In the spring I went to New York for two weeks. I had called Chris. He had said I could come and stay with them, with him and Yotslana.

I turned up in the evening, Chris opened the door. “Shame,” he said, “Yotslana’s staying with a friend. But you’ll get to meet her tomorrow.”

We cooked dinner, and reminisced about last summer, and I talked about my time in Chicago, and my roommates, and the icy wind in the windy city. Chris seemed impatient to tell me something. As we were washing up, he said quite abruptly: “You know, Yotslana and me … we’re not sleeping together.”

I didn’t know what to say.
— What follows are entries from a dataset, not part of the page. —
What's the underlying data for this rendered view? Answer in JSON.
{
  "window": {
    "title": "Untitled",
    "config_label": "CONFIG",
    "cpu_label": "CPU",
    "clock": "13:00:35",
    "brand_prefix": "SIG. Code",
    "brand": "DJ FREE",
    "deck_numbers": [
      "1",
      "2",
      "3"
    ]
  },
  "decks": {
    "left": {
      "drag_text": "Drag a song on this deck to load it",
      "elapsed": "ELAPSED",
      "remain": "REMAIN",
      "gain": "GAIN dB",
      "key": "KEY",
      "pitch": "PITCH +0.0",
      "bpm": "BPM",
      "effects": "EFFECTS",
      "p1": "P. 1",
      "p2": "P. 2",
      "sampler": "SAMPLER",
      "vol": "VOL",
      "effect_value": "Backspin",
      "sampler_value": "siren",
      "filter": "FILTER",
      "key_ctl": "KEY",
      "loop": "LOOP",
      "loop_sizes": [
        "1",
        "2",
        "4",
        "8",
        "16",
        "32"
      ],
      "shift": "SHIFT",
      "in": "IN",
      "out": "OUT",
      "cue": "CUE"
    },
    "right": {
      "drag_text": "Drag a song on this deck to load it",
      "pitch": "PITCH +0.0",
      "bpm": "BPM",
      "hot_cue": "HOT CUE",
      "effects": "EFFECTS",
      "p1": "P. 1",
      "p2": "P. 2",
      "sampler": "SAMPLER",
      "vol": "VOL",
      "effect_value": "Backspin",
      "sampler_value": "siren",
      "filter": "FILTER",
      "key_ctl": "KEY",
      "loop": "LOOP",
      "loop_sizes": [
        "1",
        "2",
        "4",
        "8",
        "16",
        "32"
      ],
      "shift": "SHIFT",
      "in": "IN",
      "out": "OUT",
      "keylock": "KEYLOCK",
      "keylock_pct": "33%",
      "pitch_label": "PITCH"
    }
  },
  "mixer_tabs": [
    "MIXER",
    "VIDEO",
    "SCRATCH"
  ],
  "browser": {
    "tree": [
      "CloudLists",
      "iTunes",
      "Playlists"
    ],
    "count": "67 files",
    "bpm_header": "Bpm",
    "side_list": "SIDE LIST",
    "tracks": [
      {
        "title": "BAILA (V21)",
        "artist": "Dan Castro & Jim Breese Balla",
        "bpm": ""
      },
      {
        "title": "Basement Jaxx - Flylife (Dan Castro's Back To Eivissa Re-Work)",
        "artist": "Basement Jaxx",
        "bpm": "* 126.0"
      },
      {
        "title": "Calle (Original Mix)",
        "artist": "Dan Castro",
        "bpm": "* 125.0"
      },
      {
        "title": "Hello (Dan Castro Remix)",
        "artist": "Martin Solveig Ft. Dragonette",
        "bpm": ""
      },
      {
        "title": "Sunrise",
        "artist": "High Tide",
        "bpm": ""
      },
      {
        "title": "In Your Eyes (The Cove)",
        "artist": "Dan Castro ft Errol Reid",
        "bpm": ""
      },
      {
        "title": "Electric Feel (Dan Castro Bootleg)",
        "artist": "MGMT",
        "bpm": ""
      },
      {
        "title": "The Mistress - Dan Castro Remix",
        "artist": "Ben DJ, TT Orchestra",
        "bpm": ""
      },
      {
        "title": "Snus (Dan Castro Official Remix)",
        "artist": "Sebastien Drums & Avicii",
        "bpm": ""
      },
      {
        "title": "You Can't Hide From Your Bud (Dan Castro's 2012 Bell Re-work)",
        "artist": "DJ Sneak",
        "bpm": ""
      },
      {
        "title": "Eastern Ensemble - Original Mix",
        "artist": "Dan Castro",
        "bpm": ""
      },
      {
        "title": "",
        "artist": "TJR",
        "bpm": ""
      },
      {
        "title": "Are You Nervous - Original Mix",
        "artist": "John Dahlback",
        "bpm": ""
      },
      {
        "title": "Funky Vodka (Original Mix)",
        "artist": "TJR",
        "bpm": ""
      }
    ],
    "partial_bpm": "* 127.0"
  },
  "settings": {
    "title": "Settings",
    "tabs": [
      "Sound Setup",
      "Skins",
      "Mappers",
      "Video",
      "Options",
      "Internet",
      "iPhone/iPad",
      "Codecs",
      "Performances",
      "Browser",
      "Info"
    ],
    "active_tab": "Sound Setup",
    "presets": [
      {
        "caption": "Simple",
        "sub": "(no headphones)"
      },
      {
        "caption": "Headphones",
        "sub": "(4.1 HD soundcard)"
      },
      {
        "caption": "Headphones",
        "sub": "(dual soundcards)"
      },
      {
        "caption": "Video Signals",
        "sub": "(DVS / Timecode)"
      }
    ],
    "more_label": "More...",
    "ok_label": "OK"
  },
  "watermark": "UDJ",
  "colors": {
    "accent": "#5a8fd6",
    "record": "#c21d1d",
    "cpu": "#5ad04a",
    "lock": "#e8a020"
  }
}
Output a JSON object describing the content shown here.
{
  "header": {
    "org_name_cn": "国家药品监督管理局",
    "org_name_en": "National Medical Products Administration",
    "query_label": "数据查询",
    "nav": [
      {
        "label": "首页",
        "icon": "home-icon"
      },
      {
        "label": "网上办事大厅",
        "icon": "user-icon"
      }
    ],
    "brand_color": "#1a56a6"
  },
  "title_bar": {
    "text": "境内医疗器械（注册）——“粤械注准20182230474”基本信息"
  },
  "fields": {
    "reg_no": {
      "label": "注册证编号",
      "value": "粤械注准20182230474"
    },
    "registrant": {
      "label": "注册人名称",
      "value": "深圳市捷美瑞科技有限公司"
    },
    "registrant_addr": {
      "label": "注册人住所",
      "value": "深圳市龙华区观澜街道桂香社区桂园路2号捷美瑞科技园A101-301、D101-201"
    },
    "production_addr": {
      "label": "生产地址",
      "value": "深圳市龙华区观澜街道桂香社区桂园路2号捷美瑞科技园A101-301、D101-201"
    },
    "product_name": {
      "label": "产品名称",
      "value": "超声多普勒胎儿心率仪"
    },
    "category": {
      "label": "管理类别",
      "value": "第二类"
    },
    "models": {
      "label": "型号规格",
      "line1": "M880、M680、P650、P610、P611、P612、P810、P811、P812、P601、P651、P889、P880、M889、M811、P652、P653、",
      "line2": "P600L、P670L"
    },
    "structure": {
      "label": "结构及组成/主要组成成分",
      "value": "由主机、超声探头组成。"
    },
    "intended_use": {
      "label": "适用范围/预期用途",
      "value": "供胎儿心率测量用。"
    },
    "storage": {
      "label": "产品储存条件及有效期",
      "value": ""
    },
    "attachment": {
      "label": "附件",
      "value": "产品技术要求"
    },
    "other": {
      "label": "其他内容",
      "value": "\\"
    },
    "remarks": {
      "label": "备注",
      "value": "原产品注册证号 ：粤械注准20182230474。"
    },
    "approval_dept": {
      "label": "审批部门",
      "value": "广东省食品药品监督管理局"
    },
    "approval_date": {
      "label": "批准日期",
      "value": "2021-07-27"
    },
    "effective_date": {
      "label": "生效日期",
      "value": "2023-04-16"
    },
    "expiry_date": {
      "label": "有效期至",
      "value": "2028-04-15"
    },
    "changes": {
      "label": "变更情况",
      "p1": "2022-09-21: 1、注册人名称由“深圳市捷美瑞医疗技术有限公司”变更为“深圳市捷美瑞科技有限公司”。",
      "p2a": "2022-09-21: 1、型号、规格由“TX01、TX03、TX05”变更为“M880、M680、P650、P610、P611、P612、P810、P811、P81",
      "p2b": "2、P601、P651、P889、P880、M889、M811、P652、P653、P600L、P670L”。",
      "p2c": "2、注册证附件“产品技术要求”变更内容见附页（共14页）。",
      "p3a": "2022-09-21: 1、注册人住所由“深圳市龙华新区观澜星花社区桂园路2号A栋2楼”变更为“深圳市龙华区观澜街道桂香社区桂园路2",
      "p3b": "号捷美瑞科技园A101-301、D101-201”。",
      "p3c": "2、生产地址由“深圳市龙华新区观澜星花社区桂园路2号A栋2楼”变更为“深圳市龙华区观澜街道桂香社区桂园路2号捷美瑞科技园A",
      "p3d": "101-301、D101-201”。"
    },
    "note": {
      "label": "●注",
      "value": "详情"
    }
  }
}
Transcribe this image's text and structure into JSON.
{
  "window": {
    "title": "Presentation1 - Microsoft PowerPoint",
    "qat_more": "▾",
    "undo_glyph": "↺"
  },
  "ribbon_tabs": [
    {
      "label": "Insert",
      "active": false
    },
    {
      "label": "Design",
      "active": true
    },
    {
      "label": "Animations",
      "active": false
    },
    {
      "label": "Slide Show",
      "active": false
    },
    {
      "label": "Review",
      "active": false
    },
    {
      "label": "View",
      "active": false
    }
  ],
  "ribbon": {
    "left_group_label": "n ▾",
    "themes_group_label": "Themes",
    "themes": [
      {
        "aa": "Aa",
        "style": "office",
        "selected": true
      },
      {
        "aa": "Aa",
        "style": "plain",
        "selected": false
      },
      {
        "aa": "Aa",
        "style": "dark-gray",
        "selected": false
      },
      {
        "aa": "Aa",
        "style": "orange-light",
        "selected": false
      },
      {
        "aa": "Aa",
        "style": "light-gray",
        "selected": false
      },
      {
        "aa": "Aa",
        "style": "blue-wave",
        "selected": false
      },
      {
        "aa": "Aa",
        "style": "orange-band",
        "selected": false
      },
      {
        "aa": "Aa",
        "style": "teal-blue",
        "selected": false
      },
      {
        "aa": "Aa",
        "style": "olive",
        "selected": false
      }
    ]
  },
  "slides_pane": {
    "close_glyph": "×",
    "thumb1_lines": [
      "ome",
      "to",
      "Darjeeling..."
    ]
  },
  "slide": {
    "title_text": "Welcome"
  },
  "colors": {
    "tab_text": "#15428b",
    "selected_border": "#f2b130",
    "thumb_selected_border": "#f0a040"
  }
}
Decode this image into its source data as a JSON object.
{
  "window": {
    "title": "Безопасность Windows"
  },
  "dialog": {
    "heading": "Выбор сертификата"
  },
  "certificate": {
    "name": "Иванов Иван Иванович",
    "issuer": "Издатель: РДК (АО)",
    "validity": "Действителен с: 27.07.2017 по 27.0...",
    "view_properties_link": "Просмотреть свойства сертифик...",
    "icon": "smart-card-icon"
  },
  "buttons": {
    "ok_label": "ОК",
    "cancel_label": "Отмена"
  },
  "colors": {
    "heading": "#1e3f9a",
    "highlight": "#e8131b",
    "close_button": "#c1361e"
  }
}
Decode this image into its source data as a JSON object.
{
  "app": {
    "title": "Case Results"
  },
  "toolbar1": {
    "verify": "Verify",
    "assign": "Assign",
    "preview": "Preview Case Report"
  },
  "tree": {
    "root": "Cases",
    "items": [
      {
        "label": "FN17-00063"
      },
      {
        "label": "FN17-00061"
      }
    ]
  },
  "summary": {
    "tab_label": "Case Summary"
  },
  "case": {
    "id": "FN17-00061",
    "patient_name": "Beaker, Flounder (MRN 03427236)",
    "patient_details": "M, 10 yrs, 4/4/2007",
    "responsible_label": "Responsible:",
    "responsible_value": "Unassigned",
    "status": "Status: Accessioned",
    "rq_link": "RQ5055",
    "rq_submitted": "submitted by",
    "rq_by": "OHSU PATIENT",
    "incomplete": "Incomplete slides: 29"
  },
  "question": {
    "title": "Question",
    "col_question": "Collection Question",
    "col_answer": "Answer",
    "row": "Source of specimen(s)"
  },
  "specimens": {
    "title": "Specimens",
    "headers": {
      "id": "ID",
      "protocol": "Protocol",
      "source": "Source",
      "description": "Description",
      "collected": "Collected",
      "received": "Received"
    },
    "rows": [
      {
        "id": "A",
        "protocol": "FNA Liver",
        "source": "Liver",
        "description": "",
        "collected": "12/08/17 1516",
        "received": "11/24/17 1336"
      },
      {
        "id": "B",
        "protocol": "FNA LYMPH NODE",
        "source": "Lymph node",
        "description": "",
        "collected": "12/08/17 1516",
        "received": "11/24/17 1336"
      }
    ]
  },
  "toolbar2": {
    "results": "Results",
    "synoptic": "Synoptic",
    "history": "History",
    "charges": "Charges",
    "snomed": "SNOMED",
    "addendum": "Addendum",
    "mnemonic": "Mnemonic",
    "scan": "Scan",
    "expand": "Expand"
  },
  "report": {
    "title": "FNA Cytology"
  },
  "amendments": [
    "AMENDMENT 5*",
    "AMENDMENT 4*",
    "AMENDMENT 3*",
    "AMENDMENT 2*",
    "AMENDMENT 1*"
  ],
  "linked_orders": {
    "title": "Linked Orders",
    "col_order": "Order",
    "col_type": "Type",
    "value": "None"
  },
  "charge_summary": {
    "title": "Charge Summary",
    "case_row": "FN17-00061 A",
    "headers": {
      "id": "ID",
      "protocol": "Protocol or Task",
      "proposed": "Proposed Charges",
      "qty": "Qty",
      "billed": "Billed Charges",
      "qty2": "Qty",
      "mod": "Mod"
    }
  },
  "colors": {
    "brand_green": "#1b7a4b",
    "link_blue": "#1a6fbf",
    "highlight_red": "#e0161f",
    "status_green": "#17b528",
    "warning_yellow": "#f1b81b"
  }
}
Chris took a couple of beers out of the fridge, and we sat down in the living room. The only light was the little desk lamp. There were piles of books all over the room.

“We’re in love,” he said. “I’ve never loved a woman so much. But we don’t sleep together.”

“But you’re almost on top of each other in this place …”

Chris stood up, and strode quickly to the bookcase that was almost in the dark. He turned around to me.

“We sleep in the same bed,” he said, and laughed. “It’s killing me. We don’t touch. It’s an experiment.”

Neither of us said anything. When Chris resumed, I couldn’t see his face at all clearly.

“I got the idea from something you said. It’s the only way of saving love from banality and habit.”

“That was just for the sake of argument. I never believed in it. My God! It’s madness.”

“Well,” said Chris, “it works. We love each other as much as on the first day.”

The following morning, I met Yotslana. She must have come into the house while I was asleep. She had taken a shower, and was wearing a short bathrobe, and she was every bit as beautiful as Chris had described. She sat at the kitchen table, reading a book. I introduced myself.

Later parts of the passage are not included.